Мальчик замерз, казался слишком худеньким, но вид у него был неподобающе веселый. Кончик носа и губы у него посинели, лицо сузилось, и тем не менее он выглядел таким довольным, что Хендрикье спросила себя, уж не гулял ли он с девушкой, но тут же отвергла такое предположение: его невинные глаза смотрели на нее с давно забытым выражением — тепло и любовно.

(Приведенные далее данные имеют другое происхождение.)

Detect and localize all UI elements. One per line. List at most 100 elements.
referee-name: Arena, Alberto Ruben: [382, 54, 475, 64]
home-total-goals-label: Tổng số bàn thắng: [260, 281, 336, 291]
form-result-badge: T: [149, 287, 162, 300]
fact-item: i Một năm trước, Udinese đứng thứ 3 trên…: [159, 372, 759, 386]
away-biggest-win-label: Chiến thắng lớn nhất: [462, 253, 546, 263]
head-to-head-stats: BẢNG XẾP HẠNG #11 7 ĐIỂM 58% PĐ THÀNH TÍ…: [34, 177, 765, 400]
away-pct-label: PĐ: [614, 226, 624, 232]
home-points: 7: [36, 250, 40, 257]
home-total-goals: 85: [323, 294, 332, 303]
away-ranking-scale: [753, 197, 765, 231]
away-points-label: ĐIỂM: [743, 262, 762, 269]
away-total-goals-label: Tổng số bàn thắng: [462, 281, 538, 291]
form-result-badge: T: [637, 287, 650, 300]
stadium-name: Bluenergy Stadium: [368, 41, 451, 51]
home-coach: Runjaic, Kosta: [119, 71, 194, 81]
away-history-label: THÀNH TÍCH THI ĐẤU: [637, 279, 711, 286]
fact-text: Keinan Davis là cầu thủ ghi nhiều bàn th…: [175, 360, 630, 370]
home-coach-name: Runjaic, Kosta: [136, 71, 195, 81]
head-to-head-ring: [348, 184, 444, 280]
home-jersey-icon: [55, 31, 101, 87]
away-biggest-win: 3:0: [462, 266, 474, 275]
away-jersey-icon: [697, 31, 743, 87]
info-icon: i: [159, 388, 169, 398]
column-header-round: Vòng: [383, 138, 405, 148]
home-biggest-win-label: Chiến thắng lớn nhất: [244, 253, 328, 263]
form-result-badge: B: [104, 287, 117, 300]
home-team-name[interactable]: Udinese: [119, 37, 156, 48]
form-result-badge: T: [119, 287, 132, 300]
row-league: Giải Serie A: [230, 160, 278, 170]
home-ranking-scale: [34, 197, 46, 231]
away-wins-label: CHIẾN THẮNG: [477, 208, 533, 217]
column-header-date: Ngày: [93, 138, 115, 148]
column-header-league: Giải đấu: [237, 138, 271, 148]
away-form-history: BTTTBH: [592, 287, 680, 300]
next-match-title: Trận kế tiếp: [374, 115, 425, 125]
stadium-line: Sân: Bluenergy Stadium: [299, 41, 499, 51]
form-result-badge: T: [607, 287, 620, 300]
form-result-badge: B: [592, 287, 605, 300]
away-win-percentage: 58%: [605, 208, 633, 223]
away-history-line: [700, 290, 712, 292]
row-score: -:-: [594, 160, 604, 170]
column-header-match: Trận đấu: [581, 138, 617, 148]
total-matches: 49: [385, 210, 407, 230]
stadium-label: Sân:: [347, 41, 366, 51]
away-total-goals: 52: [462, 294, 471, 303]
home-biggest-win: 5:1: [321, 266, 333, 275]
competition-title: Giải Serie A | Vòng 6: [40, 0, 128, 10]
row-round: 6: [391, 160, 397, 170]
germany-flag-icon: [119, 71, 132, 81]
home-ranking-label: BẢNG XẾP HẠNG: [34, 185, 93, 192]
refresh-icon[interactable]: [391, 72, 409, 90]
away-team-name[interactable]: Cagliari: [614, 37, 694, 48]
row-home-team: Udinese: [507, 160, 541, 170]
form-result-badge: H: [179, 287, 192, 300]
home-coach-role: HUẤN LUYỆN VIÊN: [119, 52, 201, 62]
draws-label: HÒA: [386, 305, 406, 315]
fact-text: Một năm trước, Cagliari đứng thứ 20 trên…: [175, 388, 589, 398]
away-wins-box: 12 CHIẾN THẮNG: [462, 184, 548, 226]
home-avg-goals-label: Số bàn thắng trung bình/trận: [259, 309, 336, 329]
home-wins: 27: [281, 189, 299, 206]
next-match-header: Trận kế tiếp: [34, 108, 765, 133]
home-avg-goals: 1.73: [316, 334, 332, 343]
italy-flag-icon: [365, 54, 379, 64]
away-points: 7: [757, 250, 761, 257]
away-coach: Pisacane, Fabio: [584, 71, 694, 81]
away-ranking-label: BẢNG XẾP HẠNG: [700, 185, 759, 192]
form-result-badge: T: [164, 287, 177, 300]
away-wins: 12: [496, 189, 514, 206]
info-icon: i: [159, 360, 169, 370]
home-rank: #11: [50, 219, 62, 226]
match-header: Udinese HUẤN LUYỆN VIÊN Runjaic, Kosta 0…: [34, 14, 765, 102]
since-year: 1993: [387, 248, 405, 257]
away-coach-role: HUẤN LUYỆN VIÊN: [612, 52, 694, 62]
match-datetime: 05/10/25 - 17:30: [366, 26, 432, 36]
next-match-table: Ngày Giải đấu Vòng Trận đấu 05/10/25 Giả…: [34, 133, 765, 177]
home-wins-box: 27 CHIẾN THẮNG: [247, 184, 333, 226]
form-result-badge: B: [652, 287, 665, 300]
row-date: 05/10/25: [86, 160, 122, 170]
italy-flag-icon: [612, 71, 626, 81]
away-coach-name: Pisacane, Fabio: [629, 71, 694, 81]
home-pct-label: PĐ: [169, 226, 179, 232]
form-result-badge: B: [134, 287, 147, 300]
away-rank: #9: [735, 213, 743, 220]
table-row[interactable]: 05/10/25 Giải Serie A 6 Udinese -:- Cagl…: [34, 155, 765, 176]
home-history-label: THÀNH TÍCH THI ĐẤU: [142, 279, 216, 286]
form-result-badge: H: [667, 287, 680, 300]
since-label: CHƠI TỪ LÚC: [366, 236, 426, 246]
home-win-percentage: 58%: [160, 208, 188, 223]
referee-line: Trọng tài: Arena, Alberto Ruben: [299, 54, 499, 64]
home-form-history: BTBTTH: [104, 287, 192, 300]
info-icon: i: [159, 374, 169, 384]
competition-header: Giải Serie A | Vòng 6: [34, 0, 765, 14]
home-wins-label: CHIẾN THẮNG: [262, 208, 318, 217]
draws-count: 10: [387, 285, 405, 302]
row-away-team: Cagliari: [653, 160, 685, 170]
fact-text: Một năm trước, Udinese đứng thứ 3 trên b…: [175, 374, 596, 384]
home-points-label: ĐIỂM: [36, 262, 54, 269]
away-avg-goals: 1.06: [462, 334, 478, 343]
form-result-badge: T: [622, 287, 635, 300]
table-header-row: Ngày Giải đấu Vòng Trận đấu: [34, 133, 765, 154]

— Ого! У нас чечевичный суп! — воскликнул Титус так же одобрительно, как восклицал когда-то: «Ого! У нас жареный утенок!»

Он кивнул отцу, послал Хендрикье воздушный поцелуй и отправился мыть руки.

— Что он опять задумал? — спросил Рембрандт, оторвав наконец руку от лба и распрямив спину, настолько безучастную ко всему, что от этого можно было взбеситься.

— Не знаю. Я никогда не спрашиваю, что он замышляет. Он не любит, когда ему задают вопросы — в таких случаях он думает, что его считают ребенком.

— А разве он не ребенок?

— Будь он ребенком, это было б великое счастье, особенно…

— Что «особенно»?

— Особенно если вспомнить, с чем ему приходится мириться.

Влажные глаза Рембрандта моргнули и посмотрели так, словно впервые увидели грязные стены, дешевую мебель, треснувшие тарелки, деревенскую еду.

— Где Корнелия? — спросил он голосом, который бывает у человека, еще не совсем очнувшегося от сна.

— На случай, если ты этого не заметил сам, знай: Корнелии уже три дня нет дома. Она у Пинеро.

Хендрикье поставила на стол хлеб с такой яростью, что было просто удивительно, как блюдо не разбилось.

— Так ведь это же хорошо, верно? — спросил художник.

— Для нее, быть может, и хорошо, а для меня — нет.

— А почему? Ты скучаешь без нее?

— Скучаю? А почему бы мне не скучать? Что еще, кроме нее, осталось у меня в этой проклятой…

Хендрикье оборвала фразу, почувствовав, что из горла у нее рвется подавленное рыдание. В эту минуту вернулся Титус, по-прежнему загадочно веселый и казавшийся сейчас, когда на нем не было куртки, особенно изящным. Он сел за стол и потрепал Хендрикье по руке.

— Я думал, сегодня у тебя в школе нет уроков, — сказал его отец.

— Я и не был в школе.

— Чем же ты, ответь бога ради, занимался тогда весь день?

— Чем? — Титус поднял яркую голову, склоненную над миской. Глаза его горели, губы улыбались. — Весьма неблаговидными вещами: воровал, играл, соблазнял женщин и всякое прочее.

У Хендрикье защемило сердце. Как может мальчик даже произносить такие слова?